I start with some basic, overall fading, generally with an airbrush, then some fading and streaking. These are lighter in color, more opaque, but in greater density. Follow on layer of each will increase the darkness of the color, or its opacity, and sometimes both. The density will decrease, but will be focused on previously weathered areas to build them up a bit. This process can be applied as many times as desired until the proper depth and weathering level are achieved.
Because this Jedi Starfighter has such light colors, I focused a very light applications of Tamiya XF-55 Deck Tan, thinned with alcohol, onto the blue areas. Some was applied on the white areas, but primarily as streaks to further sell the notion of movement. A scribbling motion was used in the blue areas, to give the paint some distressing. Two passes of this were added, the latter being slightly more opaque.
For the shading, a mix of two parts Tamiya XF-69 NATO Black and one part XF-9 Hull Red was added, again highly thinned. This was applied on some panel lines and adjoining surfaces, generally in a lighter fashion, though a few areas were applied heavier.

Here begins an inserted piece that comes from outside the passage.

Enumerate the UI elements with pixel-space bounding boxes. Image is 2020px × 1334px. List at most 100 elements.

At various intervals during these steps, streaks of both airbrushed acrylics and hand applied oils were added, allowing the colors of these elements to be varied with some of the fading.
While it may sound overly complicated, the whole process amounts to just adding bits here and there until the desired level and depth of weathering is achieved.
Calling It Done
As I do with many builds, I gauged whether I was finished not by thinking “OK, that’s enough”, but rather by thinking “That’s almost enough.” Have you ever heard of buyer’s remorse? Sometimes I have weathering remorse. I’ll finish weathering a kit, getting it to a point that seems “enough”. Then I’ll look at it the next day with “fresh eyes”, and it will seem to have been taken a bit too far. I think sometimes my eyes may get “weathering blowout”.
So by stopping short of that “enough” point, I give myself a bit of a breather, let my eyes “reset”, and then when I look at it later, a more accurate assessment can be made. It’s an ultra rare occasion that later inspection determines more is needed. Usually an overnight reprieve from the work shows a good target point was hit, and nothing else is needed.
Some basic hand painting was applied to the droid unit (which is rather poorly cast), the guns permanently affixed, and after a matt varnish was applied, the model was called done.
A Bit Of A Sleeper
This is not a great kit to build. While certainly not bad, it suffers the same fate as most other Western-produced scifi kits… soft detail, less than stellar engineering, and at best mediocre fit. Still, it looks like the thing it’s supposed to represent, and nothing in the build is really very difficult. Patience and basic modeling skills will win the day.
And regardless of whether you’re approach to scifi weathering is science fiction or science “faction”, this kit’s scale is a wonderful palette to get creative.